Ho iniziato alle medie. Al principio erano fogli sparsi, ognuno vergato con la terribile, informe calligrafia che mi affliggeva all’epoca, in ogni direzione: un appunto dritto, uno rovesciato, un altro magari in diagonale, in un gioco disordinato di incastri tendente via via all’inintelligibilità. Infatti finiva che i mazzetti di fogli si accumulavano, al punto che ritrovarne il senso molteplice diveniva quantomeno arduo. Spesso perdevo la battaglia con me stesso e buttavo il tutto.
Col tempo, per fortuna, la calligrafia è migliorata (se non nella chiarezza, nell’eleganza grafica), e m’è giunta la rivelazione che i taccuini esistono apposta per ospitare gli appunti, preferibilmente una riga alla volta, nello stesso verso di lettura. Trattasi qui, par quasi inutile precisarlo, di spunti concettuali, idee, progetti, frasi autoideate o colte al volo, ché per quelli pratici (appuntamenti, cose da fare e disfare) ci sono le parallele agendine.
Prediligo taccuini Pigna (il formato più piccolo e facilmente intascabile), che compro sempre nella stessa tabaccheria. Non potrei usare un Moleskine (come non uso penne fighette, anche perché le abbandonerei sparse per il mondo): un po’ perché l’eleganza del contenitore mi terrebbe in soggezione, un po’ perché non amo lasciare traccia di tali rimuginamenti, che sono un mezzo tendente a diversi fini.
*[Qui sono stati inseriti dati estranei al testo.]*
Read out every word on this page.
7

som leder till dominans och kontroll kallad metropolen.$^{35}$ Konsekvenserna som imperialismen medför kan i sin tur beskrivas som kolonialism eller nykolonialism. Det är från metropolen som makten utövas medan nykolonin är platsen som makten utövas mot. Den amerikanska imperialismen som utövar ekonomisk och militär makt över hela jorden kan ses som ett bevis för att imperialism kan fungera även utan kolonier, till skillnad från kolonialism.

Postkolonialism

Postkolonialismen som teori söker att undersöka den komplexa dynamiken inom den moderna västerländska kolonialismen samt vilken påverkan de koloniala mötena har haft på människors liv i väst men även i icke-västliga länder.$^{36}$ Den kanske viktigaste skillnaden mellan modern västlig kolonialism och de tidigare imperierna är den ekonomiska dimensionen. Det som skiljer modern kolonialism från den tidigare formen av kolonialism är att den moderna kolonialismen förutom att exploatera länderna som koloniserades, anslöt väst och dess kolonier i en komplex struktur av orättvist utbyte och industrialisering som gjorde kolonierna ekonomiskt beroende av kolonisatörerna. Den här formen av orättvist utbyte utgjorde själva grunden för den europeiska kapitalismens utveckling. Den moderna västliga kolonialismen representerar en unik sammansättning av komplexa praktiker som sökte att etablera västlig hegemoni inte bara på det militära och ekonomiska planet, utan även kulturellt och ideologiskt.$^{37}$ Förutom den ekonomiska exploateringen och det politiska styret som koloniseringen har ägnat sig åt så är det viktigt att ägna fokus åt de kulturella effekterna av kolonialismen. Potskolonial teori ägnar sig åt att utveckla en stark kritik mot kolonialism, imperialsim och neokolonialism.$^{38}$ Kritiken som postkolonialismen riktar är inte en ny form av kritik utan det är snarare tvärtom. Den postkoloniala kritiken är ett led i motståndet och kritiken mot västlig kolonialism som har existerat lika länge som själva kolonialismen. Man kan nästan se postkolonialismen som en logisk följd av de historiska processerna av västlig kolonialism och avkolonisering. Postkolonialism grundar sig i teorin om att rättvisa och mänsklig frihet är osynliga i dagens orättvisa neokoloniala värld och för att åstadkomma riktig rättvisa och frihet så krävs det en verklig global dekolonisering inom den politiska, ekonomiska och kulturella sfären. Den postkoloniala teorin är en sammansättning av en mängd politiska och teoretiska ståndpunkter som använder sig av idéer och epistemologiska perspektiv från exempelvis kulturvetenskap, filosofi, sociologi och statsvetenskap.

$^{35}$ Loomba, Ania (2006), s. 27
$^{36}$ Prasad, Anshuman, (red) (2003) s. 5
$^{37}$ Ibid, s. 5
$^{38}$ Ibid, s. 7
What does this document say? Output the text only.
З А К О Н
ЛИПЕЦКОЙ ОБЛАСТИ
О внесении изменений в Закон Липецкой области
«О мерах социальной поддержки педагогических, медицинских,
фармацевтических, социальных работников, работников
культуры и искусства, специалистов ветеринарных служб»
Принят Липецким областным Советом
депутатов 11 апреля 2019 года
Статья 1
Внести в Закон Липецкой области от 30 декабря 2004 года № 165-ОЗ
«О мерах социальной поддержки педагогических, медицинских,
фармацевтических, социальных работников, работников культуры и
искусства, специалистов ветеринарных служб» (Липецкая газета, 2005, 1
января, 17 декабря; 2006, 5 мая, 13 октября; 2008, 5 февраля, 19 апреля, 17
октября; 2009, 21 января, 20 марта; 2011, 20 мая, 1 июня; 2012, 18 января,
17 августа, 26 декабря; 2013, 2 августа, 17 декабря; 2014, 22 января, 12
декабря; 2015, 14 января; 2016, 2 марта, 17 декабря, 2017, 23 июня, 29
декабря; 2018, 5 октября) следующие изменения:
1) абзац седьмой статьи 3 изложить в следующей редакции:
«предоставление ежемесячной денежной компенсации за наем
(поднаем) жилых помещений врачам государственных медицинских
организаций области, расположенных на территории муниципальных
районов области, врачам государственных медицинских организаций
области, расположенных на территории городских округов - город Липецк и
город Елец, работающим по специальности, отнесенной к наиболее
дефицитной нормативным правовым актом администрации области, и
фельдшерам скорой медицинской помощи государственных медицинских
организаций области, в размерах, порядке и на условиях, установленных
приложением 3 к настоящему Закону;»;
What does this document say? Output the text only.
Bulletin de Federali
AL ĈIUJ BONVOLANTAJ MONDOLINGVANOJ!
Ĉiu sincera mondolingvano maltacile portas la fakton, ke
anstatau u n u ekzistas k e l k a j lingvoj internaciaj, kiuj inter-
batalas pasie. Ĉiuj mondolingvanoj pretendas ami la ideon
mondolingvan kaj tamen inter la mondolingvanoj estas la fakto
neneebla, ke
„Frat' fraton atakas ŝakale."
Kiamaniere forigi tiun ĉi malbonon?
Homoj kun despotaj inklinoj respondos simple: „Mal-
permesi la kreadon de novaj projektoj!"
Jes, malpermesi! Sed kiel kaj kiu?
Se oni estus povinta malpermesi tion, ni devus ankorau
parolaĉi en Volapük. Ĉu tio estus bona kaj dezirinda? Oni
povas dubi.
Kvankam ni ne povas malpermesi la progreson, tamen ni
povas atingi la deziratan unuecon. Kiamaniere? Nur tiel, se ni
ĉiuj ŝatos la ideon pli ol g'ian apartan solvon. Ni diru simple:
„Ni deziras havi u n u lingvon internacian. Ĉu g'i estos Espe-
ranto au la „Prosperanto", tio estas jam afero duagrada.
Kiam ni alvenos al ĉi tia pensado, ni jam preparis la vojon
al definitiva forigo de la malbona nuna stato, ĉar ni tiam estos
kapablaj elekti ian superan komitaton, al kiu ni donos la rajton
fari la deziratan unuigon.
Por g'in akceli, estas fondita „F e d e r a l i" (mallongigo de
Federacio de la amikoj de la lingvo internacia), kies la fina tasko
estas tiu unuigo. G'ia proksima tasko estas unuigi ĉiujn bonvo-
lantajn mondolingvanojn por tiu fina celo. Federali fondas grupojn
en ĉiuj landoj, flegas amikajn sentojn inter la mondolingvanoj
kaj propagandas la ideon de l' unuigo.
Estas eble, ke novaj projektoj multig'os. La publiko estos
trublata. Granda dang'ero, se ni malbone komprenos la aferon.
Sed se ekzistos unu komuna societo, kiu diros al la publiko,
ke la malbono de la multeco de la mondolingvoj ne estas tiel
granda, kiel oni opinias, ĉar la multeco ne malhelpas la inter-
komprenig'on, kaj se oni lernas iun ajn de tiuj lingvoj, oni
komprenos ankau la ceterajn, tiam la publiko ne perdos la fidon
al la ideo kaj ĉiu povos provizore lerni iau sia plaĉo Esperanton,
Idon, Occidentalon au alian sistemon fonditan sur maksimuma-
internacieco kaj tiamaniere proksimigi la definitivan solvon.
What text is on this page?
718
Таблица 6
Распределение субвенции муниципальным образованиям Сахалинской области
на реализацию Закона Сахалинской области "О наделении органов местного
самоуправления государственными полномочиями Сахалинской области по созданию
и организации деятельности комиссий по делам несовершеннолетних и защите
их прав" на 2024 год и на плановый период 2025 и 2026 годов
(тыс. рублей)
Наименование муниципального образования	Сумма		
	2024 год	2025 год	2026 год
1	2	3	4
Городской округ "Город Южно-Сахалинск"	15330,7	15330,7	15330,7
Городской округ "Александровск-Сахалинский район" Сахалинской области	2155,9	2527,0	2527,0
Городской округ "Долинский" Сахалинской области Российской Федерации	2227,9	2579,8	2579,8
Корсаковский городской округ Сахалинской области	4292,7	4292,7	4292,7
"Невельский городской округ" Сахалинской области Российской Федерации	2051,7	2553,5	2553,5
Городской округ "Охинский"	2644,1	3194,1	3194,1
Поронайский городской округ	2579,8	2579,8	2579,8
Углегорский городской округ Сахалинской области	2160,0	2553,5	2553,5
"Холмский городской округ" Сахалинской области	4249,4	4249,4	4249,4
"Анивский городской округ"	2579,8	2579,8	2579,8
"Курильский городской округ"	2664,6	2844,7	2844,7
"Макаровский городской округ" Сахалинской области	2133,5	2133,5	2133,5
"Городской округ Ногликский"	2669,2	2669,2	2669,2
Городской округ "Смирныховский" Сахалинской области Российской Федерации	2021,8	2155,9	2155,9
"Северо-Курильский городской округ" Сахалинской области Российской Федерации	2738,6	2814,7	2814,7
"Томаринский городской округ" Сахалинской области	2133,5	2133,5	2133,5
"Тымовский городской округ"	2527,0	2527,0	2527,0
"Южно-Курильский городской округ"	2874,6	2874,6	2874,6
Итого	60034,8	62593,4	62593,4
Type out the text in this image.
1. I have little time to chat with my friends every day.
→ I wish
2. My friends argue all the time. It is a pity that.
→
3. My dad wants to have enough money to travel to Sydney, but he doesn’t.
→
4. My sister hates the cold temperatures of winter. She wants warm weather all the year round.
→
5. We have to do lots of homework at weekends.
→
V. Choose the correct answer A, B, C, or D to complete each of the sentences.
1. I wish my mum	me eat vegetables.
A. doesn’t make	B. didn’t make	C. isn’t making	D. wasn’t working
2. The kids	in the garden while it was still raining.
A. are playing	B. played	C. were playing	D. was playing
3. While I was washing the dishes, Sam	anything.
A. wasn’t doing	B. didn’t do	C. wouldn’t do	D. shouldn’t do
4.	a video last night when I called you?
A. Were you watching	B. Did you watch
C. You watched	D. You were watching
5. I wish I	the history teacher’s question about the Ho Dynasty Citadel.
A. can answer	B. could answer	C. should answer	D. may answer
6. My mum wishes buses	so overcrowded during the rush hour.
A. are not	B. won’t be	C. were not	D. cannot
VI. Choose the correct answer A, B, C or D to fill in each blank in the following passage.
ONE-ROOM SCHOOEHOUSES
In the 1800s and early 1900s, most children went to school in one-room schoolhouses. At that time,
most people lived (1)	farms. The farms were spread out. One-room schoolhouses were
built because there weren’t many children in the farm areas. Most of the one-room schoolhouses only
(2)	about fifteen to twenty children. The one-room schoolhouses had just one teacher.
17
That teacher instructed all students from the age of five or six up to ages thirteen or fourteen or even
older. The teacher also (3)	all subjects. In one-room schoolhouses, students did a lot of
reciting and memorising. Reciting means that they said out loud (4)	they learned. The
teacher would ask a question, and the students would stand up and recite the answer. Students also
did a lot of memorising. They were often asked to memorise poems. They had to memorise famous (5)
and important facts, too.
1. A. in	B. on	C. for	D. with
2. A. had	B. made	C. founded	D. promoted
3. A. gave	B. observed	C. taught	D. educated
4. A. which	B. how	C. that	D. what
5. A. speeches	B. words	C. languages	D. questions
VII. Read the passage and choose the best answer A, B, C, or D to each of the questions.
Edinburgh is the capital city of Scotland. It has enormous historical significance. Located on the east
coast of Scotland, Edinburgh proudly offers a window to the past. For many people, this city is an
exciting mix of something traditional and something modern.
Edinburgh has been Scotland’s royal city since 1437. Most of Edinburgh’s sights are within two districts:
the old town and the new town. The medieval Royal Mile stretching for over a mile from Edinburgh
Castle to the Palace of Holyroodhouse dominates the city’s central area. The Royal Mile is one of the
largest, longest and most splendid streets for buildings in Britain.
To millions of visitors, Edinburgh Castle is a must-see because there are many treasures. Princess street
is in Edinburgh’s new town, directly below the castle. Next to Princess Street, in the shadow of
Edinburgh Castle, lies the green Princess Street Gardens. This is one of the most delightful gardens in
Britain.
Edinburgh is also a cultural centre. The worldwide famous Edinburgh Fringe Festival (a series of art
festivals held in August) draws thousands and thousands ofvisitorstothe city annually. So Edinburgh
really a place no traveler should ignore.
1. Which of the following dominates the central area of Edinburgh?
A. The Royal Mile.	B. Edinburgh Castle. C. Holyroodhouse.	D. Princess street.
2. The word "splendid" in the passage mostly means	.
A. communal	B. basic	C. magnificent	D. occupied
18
Una volta riportati sui rispettivi file in der computer, inutile lasciarne traccia ulteriore ad appesantire il mondo (vade retro, critica degli scartafacci).
Non so come facciano gli altri, io sono costretto all’uso del taccuino perché l’ispirazione (o come diamine volete chiamarla) non m’arriva mai sedendomi a una scrivania (anche perché sennò starei fresco), bensì mentre staziono al gabinetto, scendo da un autobus, cammino, faccio una fila, penso a tutt’altro. E, se non fisso subito l’attimo, dopo quella fugace lampadina s’è spenta forse per sempre, a meno di un ulteriore collegamento sinaptico similare, su cui è bene non fare troppo affidamento (la cosa più sorprendente è rileggere a distanza di tempo qualche riga e non ricordarsi di averla mai buttata giù – perché lo fece un’altra persona, un altro me). Pure quando scrivevo recensioni cinematografiche, dovevo prendere appunti oscuri nell’oscurità della sala, perché spesso era in quelle impressioni fugaci, più che nel riordinamento conclusivo, dove intelligenza e cultura intervengono a imbrigliare i sensi, che insorgevano (se insorgevano) illuminazioni.
Il pericolo è la dipendenza, ovvio. Una volta che ne persi uno da qualche parte, cercai di ricostruirlo mnemonicamente fino a quando non arrivai a casa trafelato per riportare tutto quello che ricordavo su uno nuovo. E se arriva qualche dono dal cielo dentro la capoccia mentre non posso appuntare (perché sto correndo o guidando, metti), mi costruisco delle rigorose litanie mentali da riversare sul foglio appena possibile. Vitaccia.
Esempio di meta-appunto, per finire:
L’ispirazione è unica, forse irripetibile. Ma i pensieri tornano, a onde. I pensieri, questi impalpabili figli dell’attimo, si fagocitano l’un l’altro, all’infinito. Allora scrivi, butti giù appunti, li accumuli, li accorpi, li correggi, li tagli, li agganci, armeggi, pasticci, ti sforzi di cogliere il nesso, il percorso, la struttura interna, l’idea guida nel delirio furibondo di schegge, congetturazioni nomadi in fuga dalle rovine del moderno, per arrivare al momento in cui tutto (forse) si tiene. È un bel momento.